The only thing more disturbing than witnessing my three girls go saucer-eyed at the sight of seven Disney Princesses (Snow White, Cinderella, Aurora, Mulan, Ariel, Jasmine, and Belle if you must know, and I know you must) spinning around the ice in frantic search of their respective princes is witnessing three thousand girls go saucer-eyed. Scary.
Risa, who dons her Snow White halloween costume daily (sans the black pageboy wig, thank God), must have been guided by some inner compass of decorum because she didn't even consider wearing it to the show. When she saw throngs of her peers arriving at the arena dressed in their tulle gowns and tiaras, I braced for a classic 4-year-old screech aria. But it never happened.
As the young men dressed in princely attire trolled the aisles proffering what amounted to pink plastic flashlights for $24, I feared the worst. But though they earned curious stares from my twins, there were no formal requests for ownership.

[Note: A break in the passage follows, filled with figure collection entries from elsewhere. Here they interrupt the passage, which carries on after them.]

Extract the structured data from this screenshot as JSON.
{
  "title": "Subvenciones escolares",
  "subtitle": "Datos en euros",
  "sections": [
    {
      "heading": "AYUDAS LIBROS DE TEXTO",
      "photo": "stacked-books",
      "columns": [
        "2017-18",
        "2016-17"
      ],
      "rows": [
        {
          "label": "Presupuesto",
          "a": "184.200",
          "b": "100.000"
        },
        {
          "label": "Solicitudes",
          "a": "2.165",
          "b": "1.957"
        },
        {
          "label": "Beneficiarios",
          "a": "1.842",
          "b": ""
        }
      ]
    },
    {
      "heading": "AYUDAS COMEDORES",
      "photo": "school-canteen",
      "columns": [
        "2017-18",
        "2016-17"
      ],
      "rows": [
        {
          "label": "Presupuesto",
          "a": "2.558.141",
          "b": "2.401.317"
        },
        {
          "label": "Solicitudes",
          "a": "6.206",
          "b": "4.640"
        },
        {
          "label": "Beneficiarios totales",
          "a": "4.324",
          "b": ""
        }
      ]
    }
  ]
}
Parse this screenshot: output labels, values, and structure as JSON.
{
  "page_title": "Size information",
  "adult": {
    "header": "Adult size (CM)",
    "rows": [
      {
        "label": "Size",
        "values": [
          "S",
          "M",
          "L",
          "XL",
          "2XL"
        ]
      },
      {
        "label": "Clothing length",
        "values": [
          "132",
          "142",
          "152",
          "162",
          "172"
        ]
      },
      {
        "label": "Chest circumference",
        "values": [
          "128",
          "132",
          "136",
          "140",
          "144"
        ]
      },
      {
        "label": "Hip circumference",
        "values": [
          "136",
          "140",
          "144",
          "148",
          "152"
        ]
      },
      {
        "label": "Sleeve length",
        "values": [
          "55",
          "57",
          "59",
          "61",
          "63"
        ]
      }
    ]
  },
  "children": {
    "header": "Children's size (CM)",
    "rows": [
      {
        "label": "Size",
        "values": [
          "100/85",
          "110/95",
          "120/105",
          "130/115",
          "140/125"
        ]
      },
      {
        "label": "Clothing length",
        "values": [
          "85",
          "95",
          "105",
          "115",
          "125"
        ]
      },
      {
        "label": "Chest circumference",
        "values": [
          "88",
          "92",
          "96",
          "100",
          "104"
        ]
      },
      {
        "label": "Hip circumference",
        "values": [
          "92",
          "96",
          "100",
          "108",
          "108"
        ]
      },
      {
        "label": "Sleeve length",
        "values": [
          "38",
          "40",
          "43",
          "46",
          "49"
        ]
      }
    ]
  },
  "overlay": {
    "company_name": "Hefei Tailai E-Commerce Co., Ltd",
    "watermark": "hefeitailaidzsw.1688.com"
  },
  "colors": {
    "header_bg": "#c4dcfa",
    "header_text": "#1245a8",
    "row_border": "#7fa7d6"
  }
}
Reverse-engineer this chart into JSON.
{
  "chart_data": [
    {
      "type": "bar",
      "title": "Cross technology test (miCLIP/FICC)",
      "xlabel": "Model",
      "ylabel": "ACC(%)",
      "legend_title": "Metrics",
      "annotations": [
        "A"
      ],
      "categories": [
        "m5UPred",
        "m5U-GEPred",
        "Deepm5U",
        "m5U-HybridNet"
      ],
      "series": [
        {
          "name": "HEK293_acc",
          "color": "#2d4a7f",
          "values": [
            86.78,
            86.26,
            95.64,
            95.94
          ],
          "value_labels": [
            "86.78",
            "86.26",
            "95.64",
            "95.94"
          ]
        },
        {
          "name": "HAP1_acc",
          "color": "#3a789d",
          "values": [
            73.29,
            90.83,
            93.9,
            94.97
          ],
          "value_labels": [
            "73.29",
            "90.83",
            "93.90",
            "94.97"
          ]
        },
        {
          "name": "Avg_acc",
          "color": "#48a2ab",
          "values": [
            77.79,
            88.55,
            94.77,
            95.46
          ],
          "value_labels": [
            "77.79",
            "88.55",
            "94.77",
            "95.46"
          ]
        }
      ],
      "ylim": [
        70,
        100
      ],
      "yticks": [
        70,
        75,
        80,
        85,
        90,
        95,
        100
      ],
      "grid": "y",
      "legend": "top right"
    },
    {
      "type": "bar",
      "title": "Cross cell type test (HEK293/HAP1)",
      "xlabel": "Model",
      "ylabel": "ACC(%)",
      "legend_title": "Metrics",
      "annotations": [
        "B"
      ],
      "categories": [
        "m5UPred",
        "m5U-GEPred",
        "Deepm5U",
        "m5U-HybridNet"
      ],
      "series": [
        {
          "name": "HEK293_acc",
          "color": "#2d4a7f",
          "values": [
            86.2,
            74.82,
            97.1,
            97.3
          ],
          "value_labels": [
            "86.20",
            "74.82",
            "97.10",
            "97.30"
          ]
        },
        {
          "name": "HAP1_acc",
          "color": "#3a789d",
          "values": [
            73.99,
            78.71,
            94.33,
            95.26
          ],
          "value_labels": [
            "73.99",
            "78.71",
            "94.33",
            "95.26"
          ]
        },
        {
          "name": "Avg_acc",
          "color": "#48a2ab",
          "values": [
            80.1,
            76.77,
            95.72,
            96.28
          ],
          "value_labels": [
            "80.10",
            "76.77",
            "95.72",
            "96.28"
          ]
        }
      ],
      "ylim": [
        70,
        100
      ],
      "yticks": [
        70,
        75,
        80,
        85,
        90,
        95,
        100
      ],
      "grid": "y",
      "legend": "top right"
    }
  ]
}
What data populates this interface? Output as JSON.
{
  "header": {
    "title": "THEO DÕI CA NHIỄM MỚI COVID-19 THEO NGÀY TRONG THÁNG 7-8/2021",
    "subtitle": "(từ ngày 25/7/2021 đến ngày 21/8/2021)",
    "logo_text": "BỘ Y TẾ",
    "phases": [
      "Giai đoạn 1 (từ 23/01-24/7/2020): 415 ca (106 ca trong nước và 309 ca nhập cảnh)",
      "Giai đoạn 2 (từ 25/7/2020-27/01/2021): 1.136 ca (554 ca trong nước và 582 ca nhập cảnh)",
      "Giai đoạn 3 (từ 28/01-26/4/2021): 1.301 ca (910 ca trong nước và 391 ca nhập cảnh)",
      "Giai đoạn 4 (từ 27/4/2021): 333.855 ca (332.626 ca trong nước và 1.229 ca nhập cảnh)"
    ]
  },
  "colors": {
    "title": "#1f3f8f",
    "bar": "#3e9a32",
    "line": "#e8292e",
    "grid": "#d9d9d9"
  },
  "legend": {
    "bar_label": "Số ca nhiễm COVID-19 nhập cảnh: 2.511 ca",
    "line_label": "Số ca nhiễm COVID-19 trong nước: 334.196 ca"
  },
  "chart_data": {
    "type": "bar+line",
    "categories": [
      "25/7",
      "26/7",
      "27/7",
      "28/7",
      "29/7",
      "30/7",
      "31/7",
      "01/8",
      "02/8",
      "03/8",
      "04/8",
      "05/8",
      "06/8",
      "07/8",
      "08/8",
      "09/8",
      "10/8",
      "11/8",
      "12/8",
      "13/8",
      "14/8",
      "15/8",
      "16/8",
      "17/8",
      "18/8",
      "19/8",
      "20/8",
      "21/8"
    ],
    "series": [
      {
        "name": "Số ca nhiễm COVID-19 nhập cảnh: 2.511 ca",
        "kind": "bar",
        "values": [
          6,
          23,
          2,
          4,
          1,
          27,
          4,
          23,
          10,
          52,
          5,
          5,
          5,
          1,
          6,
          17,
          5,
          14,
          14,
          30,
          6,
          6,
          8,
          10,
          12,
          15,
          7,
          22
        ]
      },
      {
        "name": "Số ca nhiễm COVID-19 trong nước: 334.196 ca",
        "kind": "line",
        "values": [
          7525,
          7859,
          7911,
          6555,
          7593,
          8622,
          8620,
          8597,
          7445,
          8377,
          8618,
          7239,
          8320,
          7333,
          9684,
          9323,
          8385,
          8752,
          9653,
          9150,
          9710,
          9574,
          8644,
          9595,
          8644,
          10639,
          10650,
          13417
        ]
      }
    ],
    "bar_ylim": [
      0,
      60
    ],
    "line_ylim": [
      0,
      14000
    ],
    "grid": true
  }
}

The kind, misguided woman who offered my daughters her $7 ziploc bag of lavendar Princess cotton candy was surprised when I answered, "Oh, no thank you," for them, but probably even more surprised when they echoed my response and then turned back to watch Cinderella waltz with what's-his-name.
And what of my 2-year-old? She was disenchanted after 20 minutes, but gets high marks for suffering through the entire two hours without causing even a momentary scene. Popcorn, that's why.
Disney's not the only one with princesses, ya know.